A new makerspace in Fall City is promoting mental wellness through art creation.
Local artist Ashley James started Works from the heART LLC one year ago after many years of work as a recreational therapist. She officially opened her own studio Dec. 7 — located one block from Redmond-Fall City Road — where she will host art classes, craft workshops and private events. James also hosts women’s art retreats a few times a year.
“What I’m hoping for is just for everyone in the community to feel like they have a safe space to go and explore who they are and feel accepted for who they are,” she said. “So often I hear ‘I’m not an artist,’ and the way I reframe that is, ‘You’re not an artist… yet.’”
James, who went to school for psychology, has a long history of working both in art and mental health. Her junior year of college, she found out her best friend’s husband, a Marine, had died in Afghanistan. The news pushed James to specialize in working with veterans and their families.
“I saw what was the first kind of image of what grief looked like. I never experienced that in my life before,” she said. “That was it for me. It was like, OK, how can I give back to the military community?”
James spent more than a decade developing recreational therapy programs for the Wounded Warrior Project and other organizations across states and countries, since her own husband was in the Army.
James’s last stint before starting Works from the heART was as an arts therapist at an inpatient program for teenagers. When the work began to take a toll on her own mental health, she started searching for her next venture.
“How do I blend this passion of recreation therapy, mental health and art all into one?” she said. “I’d already been teaching on the side for about six years, unofficially, and decided, well, let’s take the next risk and start my own business.”
The studio is intentionally small, seating about 16 guests comfortably. It’s important, James said, for her space to have a sense of intimacy and connection.
“I really want to build meaningful relationships, especially having gone from being a military spouse and seeing what it’s like to move from place to place, and how hard it is to connect with others,” she said.
James said the studio doesn’t have a set schedule, but guests can go to worksfromtheheart.org to see upcoming classes and purchase tickets. There are two events James hosts regularly: ladies’ night out and women’s art journaling.
Women’s art journaling is a program James designed for a former employer and took with her after seeing its success. At each class, guests have a chance to create anything they want with the materials provided, as long as it aligns with the day’s theme. At the end, everyone has an opportunity to share.
“I blend acceptance and commitment therapy into it, which is a form of cognitive behavioral therapy, and we utilize a certain topic or element based on that, talk about it, and then I give them a prompt,” James said. “The whole intention is to be able to look inwardly, connect meaning to our experiences where it’s not just good or bad. What is something that we can learn from that experience and apply to our lives?”

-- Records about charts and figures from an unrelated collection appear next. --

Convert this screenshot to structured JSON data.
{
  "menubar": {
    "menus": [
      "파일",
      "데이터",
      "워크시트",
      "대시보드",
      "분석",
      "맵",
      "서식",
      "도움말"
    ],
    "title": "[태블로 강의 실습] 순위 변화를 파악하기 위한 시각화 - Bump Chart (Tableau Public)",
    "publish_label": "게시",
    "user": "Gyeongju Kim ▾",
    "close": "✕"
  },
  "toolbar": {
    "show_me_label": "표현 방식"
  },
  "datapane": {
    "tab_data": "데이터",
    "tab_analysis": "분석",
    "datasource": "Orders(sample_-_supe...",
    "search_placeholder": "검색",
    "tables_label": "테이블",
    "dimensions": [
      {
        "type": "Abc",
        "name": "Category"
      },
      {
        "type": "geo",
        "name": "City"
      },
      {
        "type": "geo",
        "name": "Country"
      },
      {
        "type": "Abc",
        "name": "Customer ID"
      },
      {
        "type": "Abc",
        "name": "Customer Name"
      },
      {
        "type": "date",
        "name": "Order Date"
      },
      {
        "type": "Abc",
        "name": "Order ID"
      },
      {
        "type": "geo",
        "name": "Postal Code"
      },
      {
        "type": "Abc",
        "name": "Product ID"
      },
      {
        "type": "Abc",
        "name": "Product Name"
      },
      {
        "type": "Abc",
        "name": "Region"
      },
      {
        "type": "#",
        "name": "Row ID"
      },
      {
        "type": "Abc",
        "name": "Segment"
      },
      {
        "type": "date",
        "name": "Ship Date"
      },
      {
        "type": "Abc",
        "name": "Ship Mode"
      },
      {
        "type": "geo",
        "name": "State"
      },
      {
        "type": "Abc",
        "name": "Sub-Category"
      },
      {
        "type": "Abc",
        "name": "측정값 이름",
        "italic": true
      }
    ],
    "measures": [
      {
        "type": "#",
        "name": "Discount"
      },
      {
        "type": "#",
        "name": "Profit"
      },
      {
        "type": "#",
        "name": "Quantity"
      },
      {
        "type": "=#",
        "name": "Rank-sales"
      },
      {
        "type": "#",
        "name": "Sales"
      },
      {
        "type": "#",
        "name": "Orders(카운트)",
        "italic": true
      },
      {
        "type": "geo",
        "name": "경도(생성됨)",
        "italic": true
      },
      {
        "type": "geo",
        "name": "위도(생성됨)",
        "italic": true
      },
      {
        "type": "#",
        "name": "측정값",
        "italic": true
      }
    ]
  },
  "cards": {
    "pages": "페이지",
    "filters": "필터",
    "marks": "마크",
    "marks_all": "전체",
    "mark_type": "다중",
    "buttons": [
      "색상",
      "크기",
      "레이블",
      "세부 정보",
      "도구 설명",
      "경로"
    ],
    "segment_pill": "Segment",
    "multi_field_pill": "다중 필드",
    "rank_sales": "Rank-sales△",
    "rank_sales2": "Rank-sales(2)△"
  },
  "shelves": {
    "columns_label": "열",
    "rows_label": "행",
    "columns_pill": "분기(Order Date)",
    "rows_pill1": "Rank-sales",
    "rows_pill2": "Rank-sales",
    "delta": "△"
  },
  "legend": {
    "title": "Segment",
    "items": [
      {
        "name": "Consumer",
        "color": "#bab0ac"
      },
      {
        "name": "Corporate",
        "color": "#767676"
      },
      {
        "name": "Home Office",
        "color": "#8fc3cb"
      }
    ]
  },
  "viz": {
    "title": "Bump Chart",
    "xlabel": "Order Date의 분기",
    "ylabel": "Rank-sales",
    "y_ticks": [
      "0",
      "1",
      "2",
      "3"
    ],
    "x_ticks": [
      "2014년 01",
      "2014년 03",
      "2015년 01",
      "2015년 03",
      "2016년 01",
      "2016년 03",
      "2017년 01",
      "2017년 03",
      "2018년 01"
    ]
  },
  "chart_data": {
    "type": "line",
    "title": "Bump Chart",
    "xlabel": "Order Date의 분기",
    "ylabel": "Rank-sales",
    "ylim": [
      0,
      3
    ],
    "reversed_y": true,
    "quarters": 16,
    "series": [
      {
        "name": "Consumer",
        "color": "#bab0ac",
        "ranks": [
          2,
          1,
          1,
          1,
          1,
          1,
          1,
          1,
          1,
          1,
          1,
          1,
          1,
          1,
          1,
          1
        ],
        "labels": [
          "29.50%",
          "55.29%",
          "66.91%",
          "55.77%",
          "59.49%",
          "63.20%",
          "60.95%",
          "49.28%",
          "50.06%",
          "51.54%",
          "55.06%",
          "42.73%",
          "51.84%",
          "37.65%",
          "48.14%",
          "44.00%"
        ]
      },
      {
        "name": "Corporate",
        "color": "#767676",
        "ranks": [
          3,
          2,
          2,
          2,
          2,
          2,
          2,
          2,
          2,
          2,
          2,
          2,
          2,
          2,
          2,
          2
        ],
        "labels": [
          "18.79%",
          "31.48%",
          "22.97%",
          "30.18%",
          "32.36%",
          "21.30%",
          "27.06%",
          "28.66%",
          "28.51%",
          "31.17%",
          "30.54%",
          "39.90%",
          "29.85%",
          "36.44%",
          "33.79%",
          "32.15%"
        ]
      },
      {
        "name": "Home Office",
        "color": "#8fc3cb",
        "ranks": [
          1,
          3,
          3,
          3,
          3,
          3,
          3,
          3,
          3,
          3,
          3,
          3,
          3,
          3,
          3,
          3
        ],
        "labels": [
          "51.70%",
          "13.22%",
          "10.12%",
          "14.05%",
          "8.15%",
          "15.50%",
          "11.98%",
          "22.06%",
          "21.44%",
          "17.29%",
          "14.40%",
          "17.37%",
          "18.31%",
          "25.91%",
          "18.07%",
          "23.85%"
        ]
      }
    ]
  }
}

Not all of the Works from the heART programs are as therapy-forward as art journaling, but they all give guests an opportunity to explore their identity through art, James said.
“My hope would be for people to explore what is really speaking the most to them and their identity and it be their thing, where they can find their niche,” she said. “That’s what recreation therapy is all about, is trying new things, taking risks, getting outside of our comfort zone, to find what really speaks to us.”